This month I'm pleased to introduce our first guest editor, Kevin Goheen. The strength of Kevin's network of contacts from academia, research, and industry is evident in the quality of the submissions he invited for this issue. You'll find plenty of thought provoking content around the editorial theme of education. These include the vertical markets of high performance computing and integrated library systems to the broad topics of open educational resources and predictive management theory.
This issue also marks a milestone for the OSBR as we enter our second year of publication. When we launched OSBR.ca we knew that there was a need for it. What pleasantly surprised us in our first year of operations was the large number of high quality contributions received, the diversity of experienced authors, and OSBR.ca's extensive adoption worldwide.
Thanks to the grant from the Ontario Research Commercialization Program of the Ministry of Research and Innovation, Ontario has become a significant contributor to the pool of knowledge on open source that is relevant to technology companies, educational institutions, and open source foundations and projects worldwide.
We thank our readers, authors and sponsors for their support. Happy first birthday OSBR.ca!
The August issue of the OSBR is focused on "education". The relationship between open source software (OSS) and education is extremely broad and also very important. One could argue that OSS creation and adoption has been driven by faculty and research leaders, with eventual buy-in from the commercial sphere. This should not be a surprise; university research labs are populated with individuals possessing an abundance of creativity, a need to work with platforms for innovation, and a shortage of funding.

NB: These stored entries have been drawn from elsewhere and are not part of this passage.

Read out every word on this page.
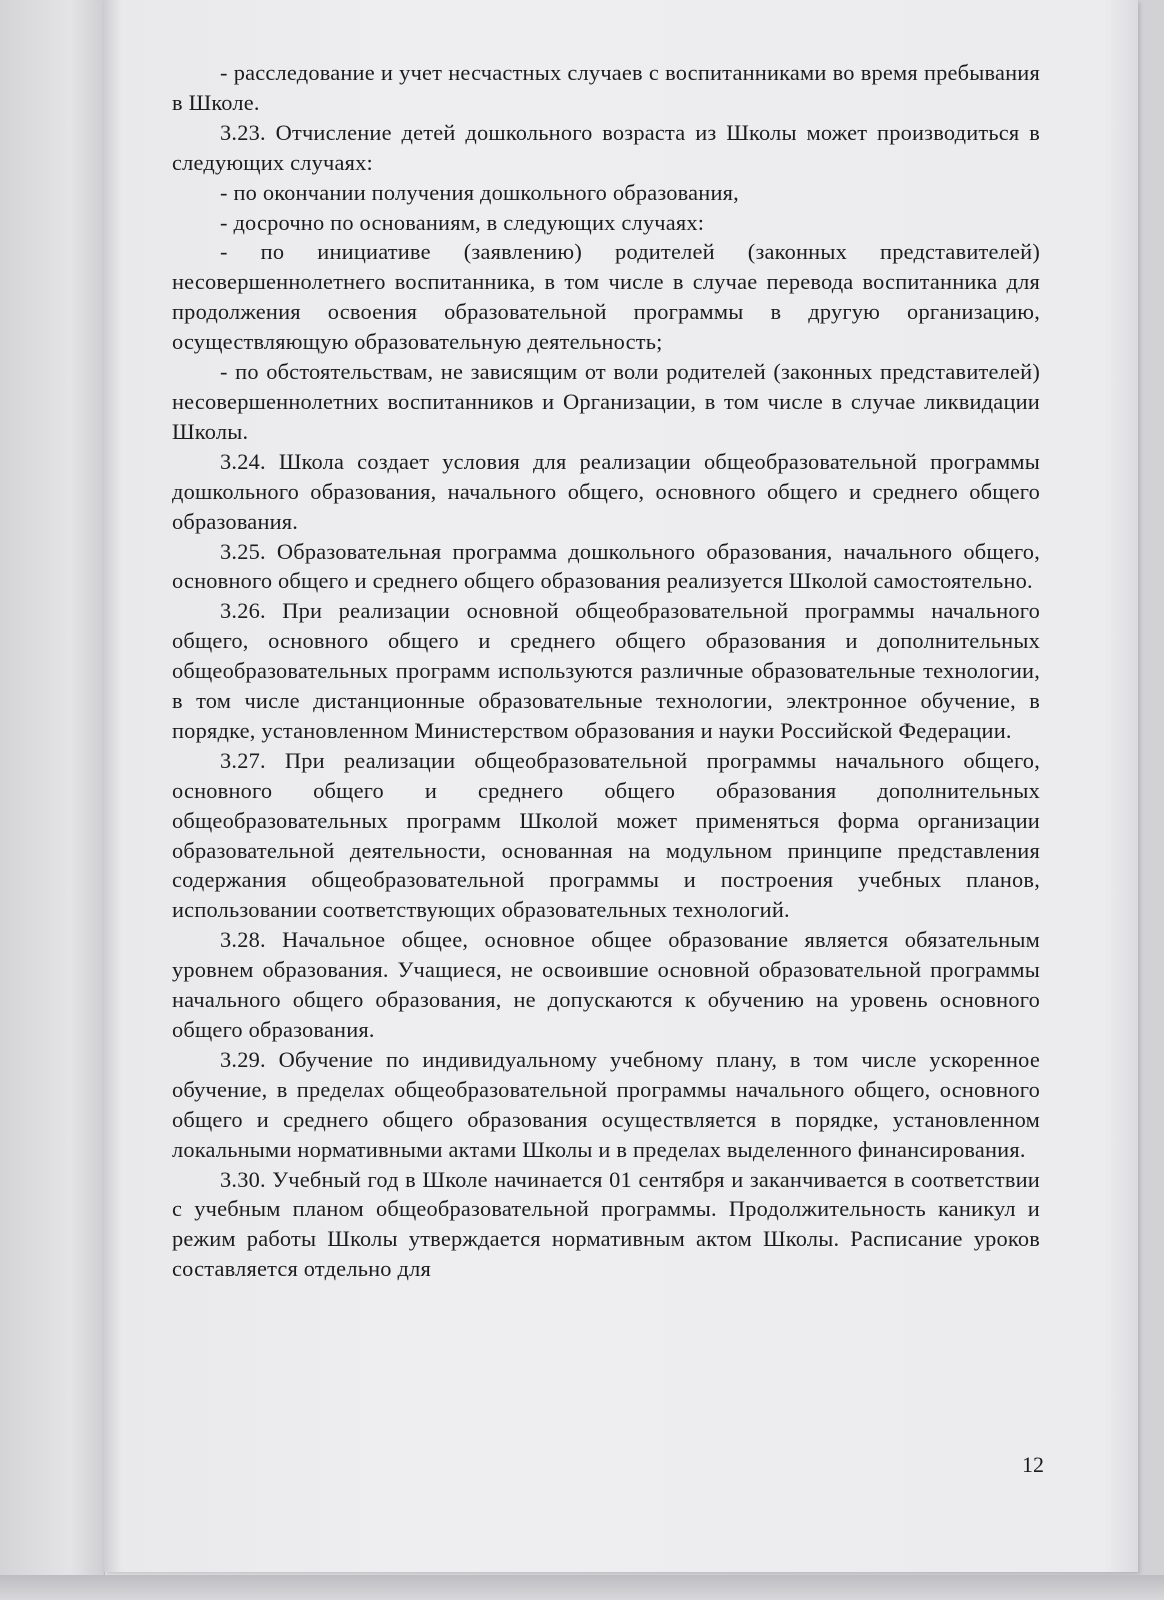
- расследование и учет несчастных случаев с воспитанниками во время пребывания в Школе.

3.23. Отчисление детей дошкольного возраста из Школы может производиться в следующих случаях:

- по окончании получения дошкольного образования,

- досрочно по основаниям, в следующих случаях:

- по инициативе (заявлению) родителей (законных представителей) несовершеннолетнего воспитанника, в том числе в случае перевода воспитанника для продолжения освоения образовательной программы в другую организацию, осуществляющую образовательную деятельность;

- по обстоятельствам, не зависящим от воли родителей (законных представителей) несовершеннолетних воспитанников и Организации, в том числе в случае ликвидации Школы.

3.24. Школа создает условия для реализации общеобразовательной программы дошкольного образования, начального общего, основного общего и среднего общего образования.

3.25. Образовательная программа дошкольного образования, начального общего, основного общего и среднего общего образования реализуется Школой самостоятельно.

3.26. При реализации основной общеобразовательной программы начального общего, основного общего и среднего общего образования и дополнительных общеобразовательных программ используются различные образовательные технологии, в том числе дистанционные образовательные технологии, электронное обучение, в порядке, установленном Министерством образования и науки Российской Федерации.

3.27. При реализации общеобразовательной программы начального общего, основного общего и среднего общего образования дополнительных общеобразовательных программ Школой может применяться форма организации образовательной деятельности, основанная на модульном принципе представления содержания общеобразовательной программы и построения учебных планов, использовании соответствующих образовательных технологий.

3.28. Начальное общее, основное общее образование является обязательным уровнем образования. Учащиеся, не освоившие основной образовательной программы начального общего образования, не допускаются к обучению на уровень основного общего образования.

3.29. Обучение по индивидуальному учебному плану, в том числе ускоренное обучение, в пределах общеобразовательной программы начального общего, основного общего и среднего общего образования осуществляется в порядке, установленном локальными нормативными актами Школы и в пределах выделенного финансирования.

3.30. Учебный год в Школе начинается 01 сентября и заканчивается в соответствии с учебным планом общеобразовательной программы. Продолжительность каникул и режим работы Школы утверждается нормативным актом Школы. Расписание уроков составляется отдельно для

12
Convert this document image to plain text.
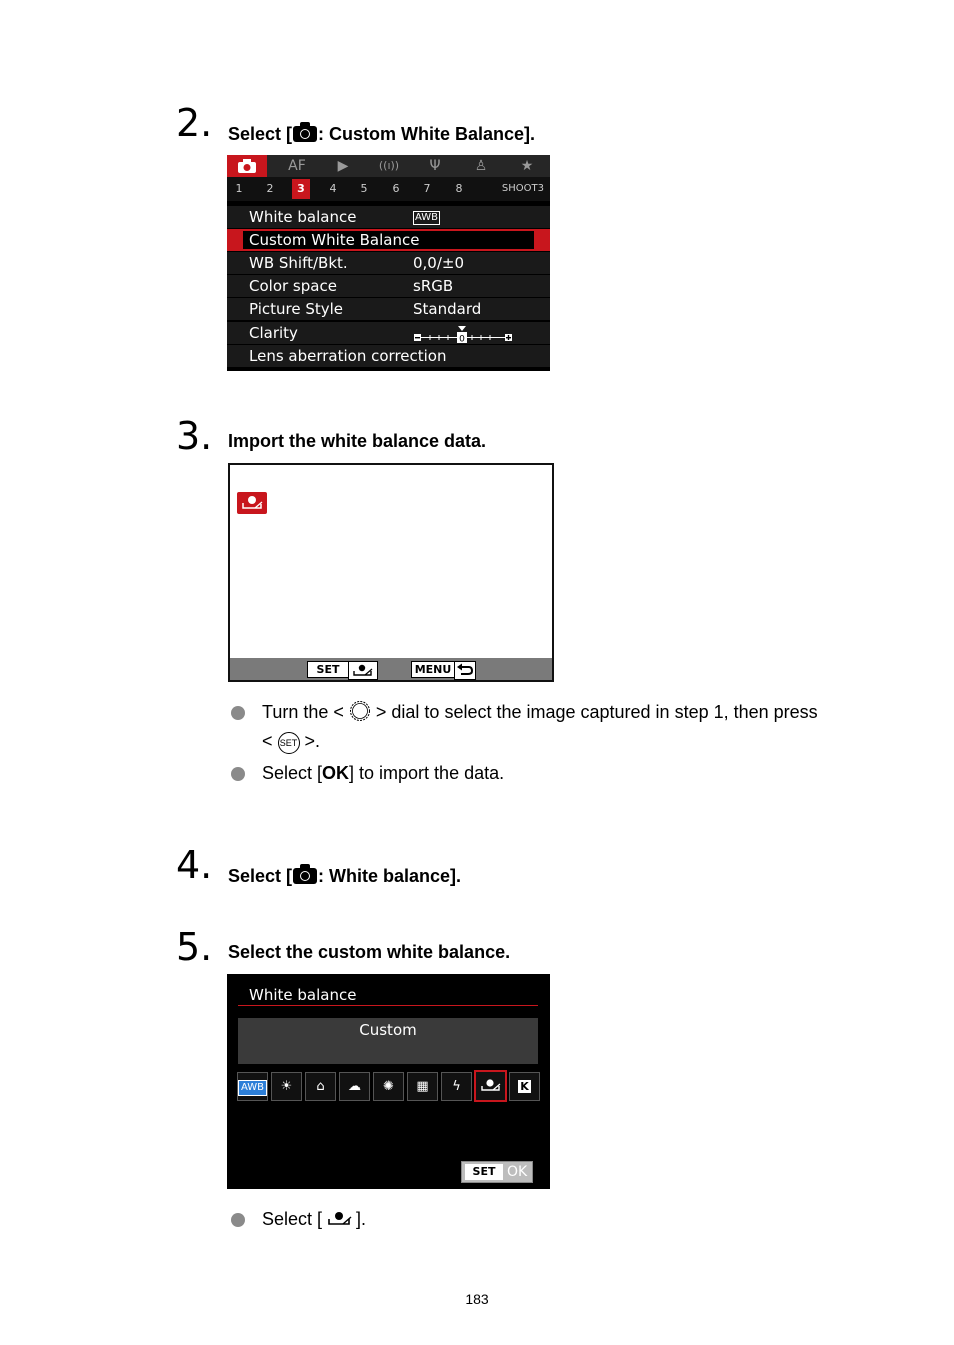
2. Select [ : Custom White Balance].
AF	▶	((ı))	Ψ	♙	★
1	2	3	4	5	6	7	8	SHOOT3
White balance	AWB
Custom White Balance
WB Shift/Bkt.	0,0/±0
Color space	sRGB
Picture Style	Standard
Clarity	0
Lens aberration correction
3. Import the white balance data.
SET	MENU
Turn the <  > dial to select the image captured in step 1, then press
< SET >.
Select [OK] to import the data.
4. Select [ : White balance].
5. Select the custom white balance.
White balance
Custom
AWB	☀	⌂	☁	✺	▦	ϟ	K
SET OK
Select [ ].
183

My own lab's experience with clever graduate students and finite funding sources forced us to collaborate with the National Research Council of Canada on open source helicopters.
Another driver of the OSS education market is philosophical. This issue's first author, Justin Davidson of Datamonitor, pointed in another forum to dissatisfaction expressed by some schools with Blackboard, a major provider of enterprise educational software and services. In 2005, Blackboard bought WebCT, another educational software company. Blackboard's share of the market has grown to approximately 75% and concerns remain within schools over the dominance of one company in the market. Blackboard's subsequent patent dispute with the small Canadian firm Desire2Learn has galvanized the educational technology community and has arguably driven market acceptance of the major open source alternatives in the Course Management System (CMS) space, Moodle and Sakai.
Despite the mistrust of commercial software companies potentially driving OSS adoption, one survey found that larger institutions adopt OSS infrastructure and applications at a much higher rate than smaller institutions because of the lack of support. The smaller schools expressed a great interest in commercial support of OSS. In addition, Datamonitor predicts a compound annual growth rate of 14% until 2012 on OSS, based on their survey in 14 countries of primary, secondary and tertiary educational institutes. They also predict only 3-6% of information technology spending by those institutes, so education will represent a great market for commercial entities. In this issue, Justin writes about spending trends in the educational OSS market and why only some institutions should adopt OSS.
Open educational resources (OER) promise to lower the costs for students in the developed world. Muegge, et al of Carleton University and Jan Hylen of the OECD argue that their implications are far broader. The first article focuses on the democratization of education in developing countries while the OECD paper describes the quality control and sustainability of the OER movement.
We next examine the important tertiary educational application of High Performance (Scientific) Computing (HPC). David Rich of Interactive Supercomputing describes how both open source and commercial components are being combined to provide the optimal scientific computing environment and how OSS is gradually being accepted by commercial users of HPC.
This issue concludes with two articles which describe the use of OSS in libraries. In the early 1990s, I was part of a Task Force on the future of Technologically Mediated Education at Carleton University. As part of our survey, we found that many thought leaders on campuses came from the ranks of the librarians. Carl Grant of CARE Associates provides a checklist for librarians considering OSS Integrated Library Systems (ILSs) and Art Rhyno of the University of Windsor describes Project Conifer, a collaborative effort of three Ontario universities to provide a mission critical OSS ILS.
Space and resource restrictions prevented us from publishing articles on many important OSS education issues, including Moodle and Sakai, the application R, which is quickly becoming the de facto standard in statistics, and the scientific applications SciPy and Octave. We hope to revisit the OSS impact on the education sector in a future issue.